Ali Abdaal
November 29, 2024
TL;DR
Build a successful side business while keeping your day job by auditing your 168 weekly hours, identifying high-energy time blocks, choosing work you actually enjoy, eliminating low-value activities, and strategically overlapping business work with other tasks.
“the quality of the time that you're spending on your business is far more important than the quantity of time you're spending on your business”
— Ali Abdal
“enjoyment is a far more efficient way of getting something done than discipline and trying to shame yourself into doing the specific thing”
— Ali Abdal
“if you don't enjoy the process you are just signing up for another job which is more stressful, dubious in terms of pay, more emotionally taxing, and it's going to take way more hours”
— Ali Abdal
“work expands to fill the time that you allocate to it”
— Ali Abdal
1. The 168-Hour Reality Check
Calculate your true available time by blocking sleep (56 hours), work plus commute (50 hours), and life tasks like cooking and cleaning (21 hours), leaving approximately 41 hours of flexible time each week. The key is mapping this realistically to see where you actually have capacity.
2. Golden Hours: Finding Your Optimal Work Windows
Identify specific time blocks when your energy and focus are naturally high (e.g., after work, early mornings). These high-quality windows are more valuable than scattered hours. Most successful side-business builders dedicate 10-15 hours weekly in these golden hours rather than trying to work all available time.
3. The Want Factor: Enjoyment Over Discipline
Business success requires genuine interest in the work, not just financial goals. Discipline alone leads to burnout; intrinsic motivation and enjoyment of the process are what sustains long-term effort. Be honest about whether you actually want to spend time building this specific business.
4. Why You Shouldn't Quit Your Day Job Yet
Keeping your job removes financial insecurity that causes poor decisions, forces strategic use of limited time (Parkinson's Law—work expands to fill available time), and lets you test ideas without risking livelihood. Most entrepreneurs make less progress when they have unlimited time.
5. Time Creation: Eliminating Low-Value Activities
Audit entertainment consumption (Netflix, social media scrolling). Replace mindless 3-hour scrolling sessions with intentional 1-hour focused entertainment. Use weekends strategically—morning golden hours before family time yield significant progress. Every reduction in low-value activity creates time for your business.

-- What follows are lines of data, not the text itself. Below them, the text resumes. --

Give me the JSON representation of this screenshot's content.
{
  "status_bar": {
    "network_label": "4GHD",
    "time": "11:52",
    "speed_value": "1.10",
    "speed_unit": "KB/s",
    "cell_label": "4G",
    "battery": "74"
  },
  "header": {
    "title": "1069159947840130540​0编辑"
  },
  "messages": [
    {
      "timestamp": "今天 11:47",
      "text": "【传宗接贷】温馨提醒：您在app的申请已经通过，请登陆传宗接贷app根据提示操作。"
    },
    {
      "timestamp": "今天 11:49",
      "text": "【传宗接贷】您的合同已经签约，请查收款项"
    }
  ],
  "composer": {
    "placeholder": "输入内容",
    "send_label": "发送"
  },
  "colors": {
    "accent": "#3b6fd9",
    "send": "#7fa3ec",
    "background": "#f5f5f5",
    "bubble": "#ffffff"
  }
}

6. Reducing Transition Costs Between Activities
Speed up the time it takes to switch from work to your business work. Shorten the 'ramp-up' period after coming home by prepping your workspace and to-do list. Small transition improvements compound into significant time gains over weeks and months.
7. Time Stacking: The Magic of Overlap
Repurpose time spent on other activities by overlapping business work with them: listen to business audiobooks during commutes, watch educational content while doing dishes, use voice-to-text tools (like Voice Pal) to plan content while walking. Not every moment needs stacking, but intentional overlap multiplies effective work hours.
8. Micro-Moments and Strategic Weekends
Capture 10-15 minute gaps between meetings or while waiting in line by planning your next video, working on strategy, or brainstorming. Weekend mornings offer 3-4 hour blocks of uninterrupted focus time. These smaller windows compound into significant progress.